Karena itu, di saat berlangsung pertemuan dengan orang tua murid pada hari Sabtu, 6 Maret 2021 ini, di 4 ruang lainnya dipakai untuk anak-anak PAUD dan TPA belajar.
Pertemuan ini diadakan selain untuk menginformasikan tentang perkembangan sekolah, juga untuk membahas tentang kesediaan para orang tua murid untuk berpartisipasi dalam penyelenggaraan sekolah. Karena selama ini sekolah dapat terselenggara atas bantuan para donatur lewat Laznas Dewan Da’wah Lampung.

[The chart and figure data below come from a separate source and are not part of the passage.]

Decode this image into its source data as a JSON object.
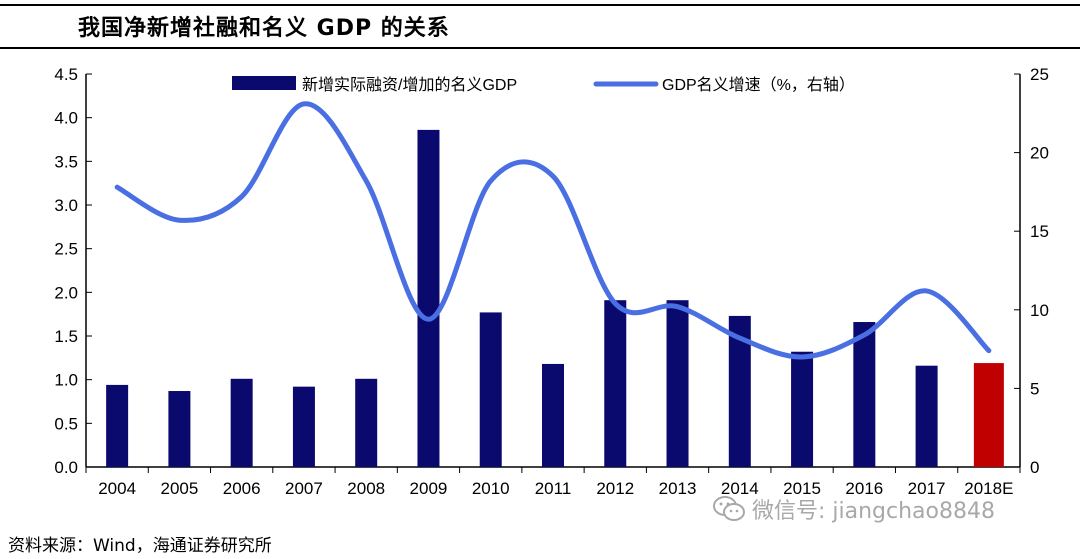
{
  "title": "我国净新增社融和名义 GDP 的关系",
  "source": "资料来源：Wind，海通证券研究所",
  "watermark": "微信号: jiangchao8848",
  "watermark_icon": "wechat-icon",
  "colors": {
    "bar": "#0a0a6e",
    "bar_estimate": "#c00000",
    "line": "#4a6fe3"
  },
  "chart_data": {
    "type": "bar",
    "categories": [
      "2004",
      "2005",
      "2006",
      "2007",
      "2008",
      "2009",
      "2010",
      "2011",
      "2012",
      "2013",
      "2014",
      "2015",
      "2016",
      "2017",
      "2018E"
    ],
    "series": [
      {
        "name": "新增实际融资/增加的名义GDP",
        "type": "bar",
        "axis": "left",
        "values": [
          0.94,
          0.87,
          1.01,
          0.92,
          1.01,
          3.86,
          1.77,
          1.18,
          1.91,
          1.91,
          1.73,
          1.32,
          1.66,
          1.16,
          1.19
        ],
        "highlight_last": true
      },
      {
        "name": "GDP名义增速（%，右轴）",
        "type": "line",
        "axis": "right",
        "values": [
          17.8,
          15.7,
          17.2,
          23.1,
          18.2,
          9.4,
          18.2,
          18.5,
          10.4,
          10.2,
          8.2,
          7.0,
          8.4,
          11.2,
          7.4
        ]
      }
    ],
    "left_axis": {
      "min": 0,
      "max": 4.5,
      "ticks": [
        "0.0",
        "0.5",
        "1.0",
        "1.5",
        "2.0",
        "2.5",
        "3.0",
        "3.5",
        "4.0",
        "4.5"
      ]
    },
    "right_axis": {
      "min": 0,
      "max": 25,
      "ticks": [
        "0",
        "5",
        "10",
        "15",
        "20",
        "25"
      ]
    },
    "grid": false,
    "legend": "top"
  }
}
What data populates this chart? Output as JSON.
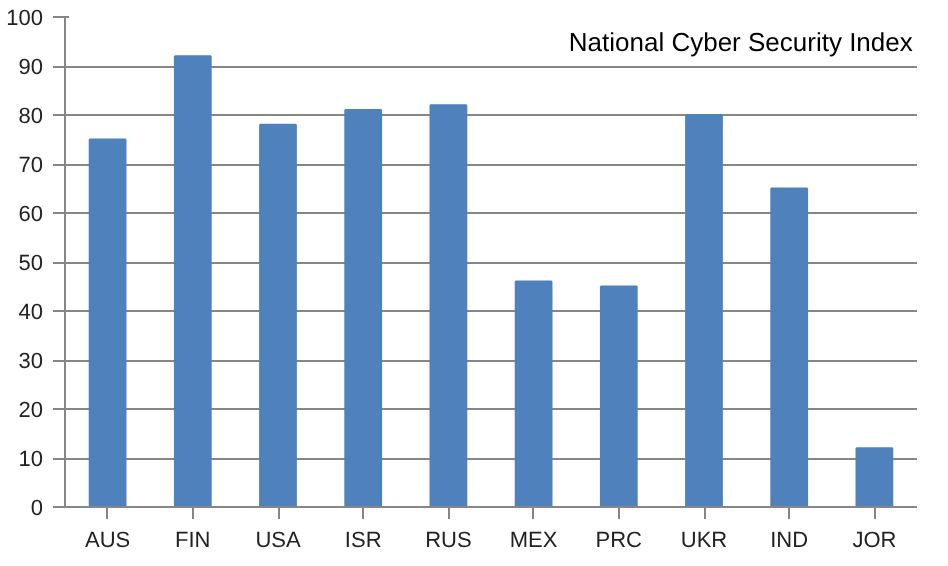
{
  "chart_data": {
    "type": "bar",
    "title": "National Cyber Security Index",
    "categories": [
      "AUS",
      "FIN",
      "USA",
      "ISR",
      "RUS",
      "MEX",
      "PRC",
      "UKR",
      "IND",
      "JOR"
    ],
    "values": [
      75,
      92,
      78,
      81,
      82,
      46,
      45,
      80,
      65,
      12
    ],
    "color": "#4f81bd",
    "ylim": [
      0,
      100
    ],
    "yticks": [
      0,
      10,
      20,
      30,
      40,
      50,
      60,
      70,
      80,
      90,
      100
    ],
    "grid": "y"
  }
}
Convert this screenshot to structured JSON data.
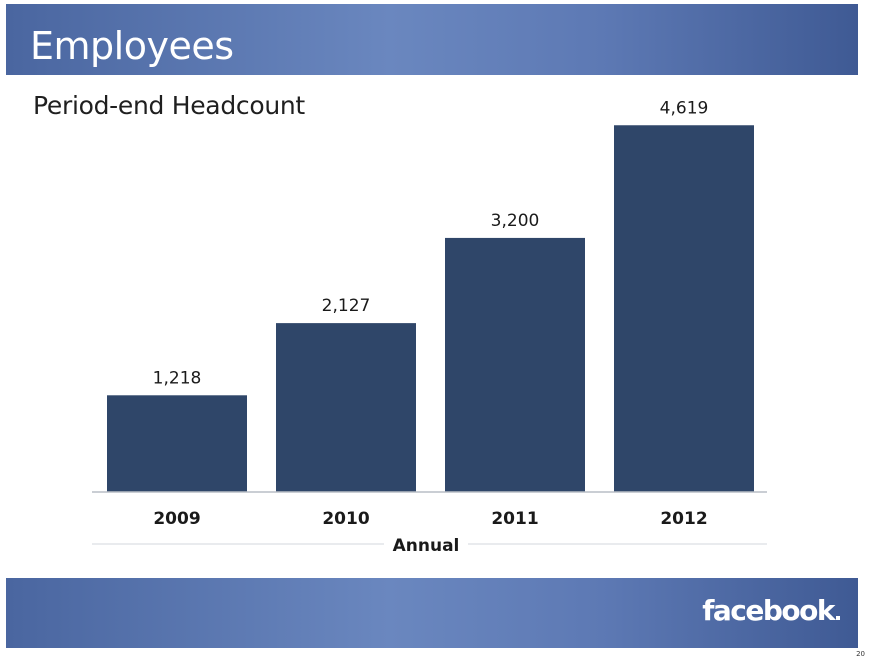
{
  "header": {
    "title": "Employees"
  },
  "subtitle": "Period-end Headcount",
  "footer": {
    "logo_text": "facebook",
    "page_number": "20"
  },
  "colors": {
    "band_blue": "#5a77b2",
    "bar": "#2f4669",
    "axis_line": "#b9bec6"
  },
  "chart_data": {
    "type": "bar",
    "title": "",
    "xlabel": "Annual",
    "ylabel": "",
    "categories": [
      "2009",
      "2010",
      "2011",
      "2012"
    ],
    "values": [
      1218,
      2127,
      3200,
      4619
    ],
    "data_labels": [
      "1,218",
      "2,127",
      "3,200",
      "4,619"
    ],
    "ylim": [
      0,
      5000
    ],
    "grid": false,
    "legend": "none"
  }
}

Di tengah gencarnya propaganda 2 gereja yang berada di sekitaran PAUD ini, membuat Muslimat Dewan Da’wah harus terus berusaha keras mencari solusi guna menjaga aqidah umat. Apa yang disampaikan oleh Ibu Yeni Widarsih di atas tadi, selaku Sekretaris Muslimat Dewan Da’wah Lampung adalah usaha untuk menyadarkan umat dari tidur panjang mereka.

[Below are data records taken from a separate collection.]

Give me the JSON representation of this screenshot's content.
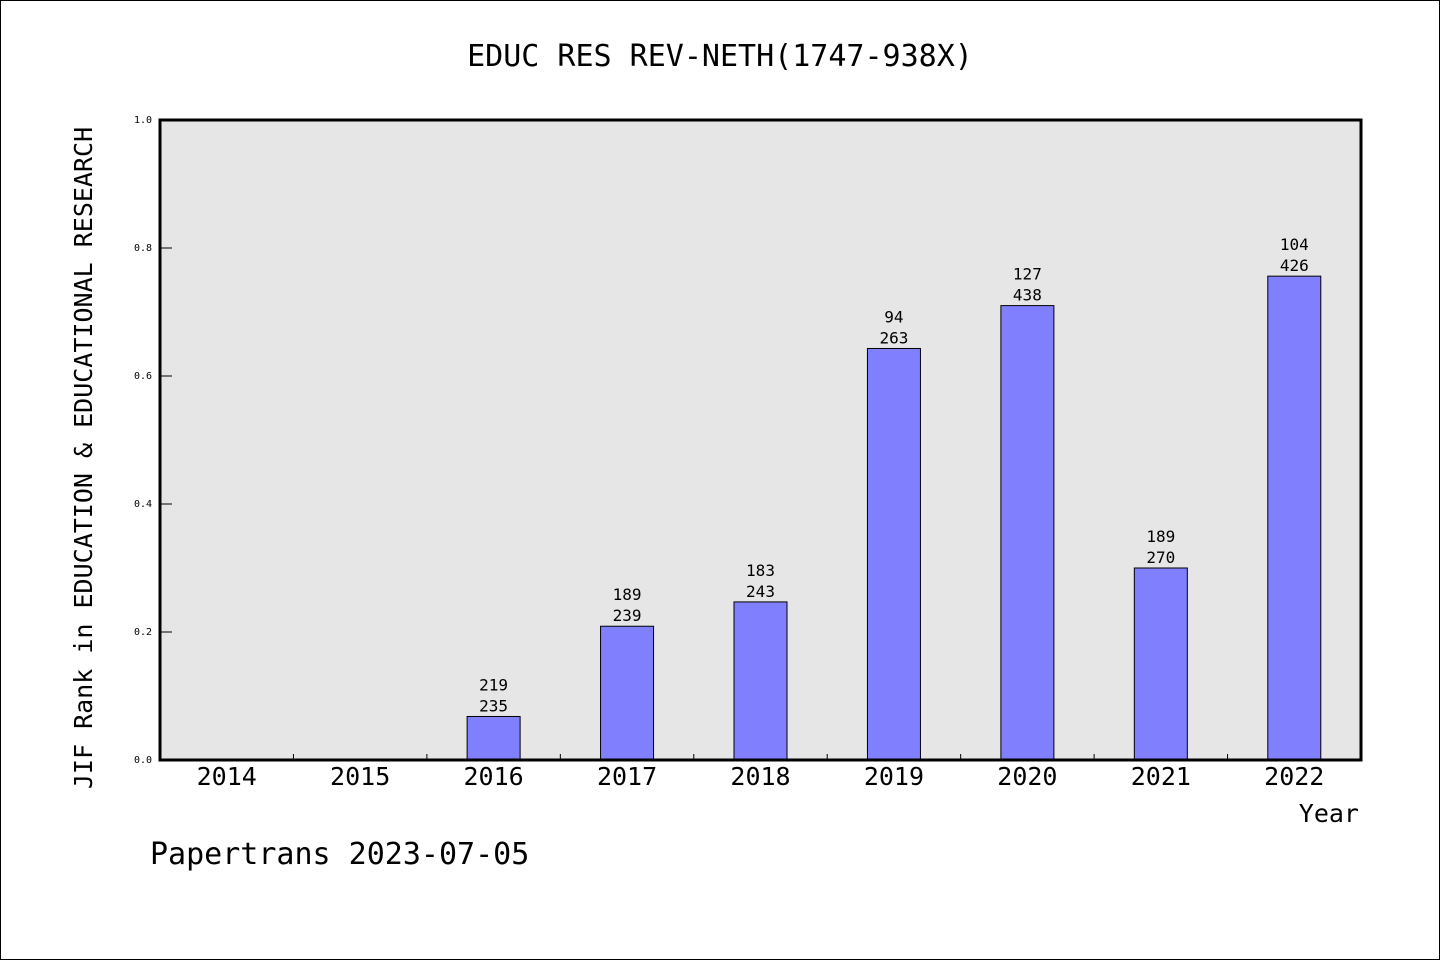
{
  "chart_data": {
    "type": "bar",
    "title": "EDUC RES REV-NETH(1747-938X)",
    "xlabel": "Year",
    "ylabel": "JIF Rank in EDUCATION & EDUCATIONAL RESEARCH",
    "ylim": [
      0,
      1.0
    ],
    "yticks": [
      "0.0",
      "0.2",
      "0.4",
      "0.6",
      "0.8",
      "1.0"
    ],
    "categories": [
      "2014",
      "2015",
      "2016",
      "2017",
      "2018",
      "2019",
      "2020",
      "2021",
      "2022"
    ],
    "values": [
      null,
      null,
      0.068,
      0.209,
      0.247,
      0.643,
      0.71,
      0.3,
      0.756
    ],
    "rank_labels": [
      null,
      null,
      [
        "219",
        "235"
      ],
      [
        "189",
        "239"
      ],
      [
        "183",
        "243"
      ],
      [
        "94",
        "263"
      ],
      [
        "127",
        "438"
      ],
      [
        "189",
        "270"
      ],
      [
        "104",
        "426"
      ]
    ],
    "bar_color": "#8080ff",
    "plot_background": "#e6e6e6",
    "grid": false
  },
  "footer": "Papertrans 2023-07-05"
}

Alhamdulillah, para orang tua murid memberikan tanggapan positif. Sebagai wujud partisipasi, mereka bersedia membantu proses belajar di rumah dengan arahan yang diberikan oleh para tenaga pendidik lewat WhatsApp. Mereka juga bersedia membayar SPP sebesar Rp30.000,- per bulan, berinfaq sukarela untuk kegiatan belajar TPA dan taklim ibu-ibu, serta bersedia membantu dalam gotong-royong perluasan lokasi sekolah.
Semoga langkah mereka menyekolahkan anak di PAUD Al Fahd ini menjadi saksi bahwa masih ada keimanan yang kokoh di dada mereka.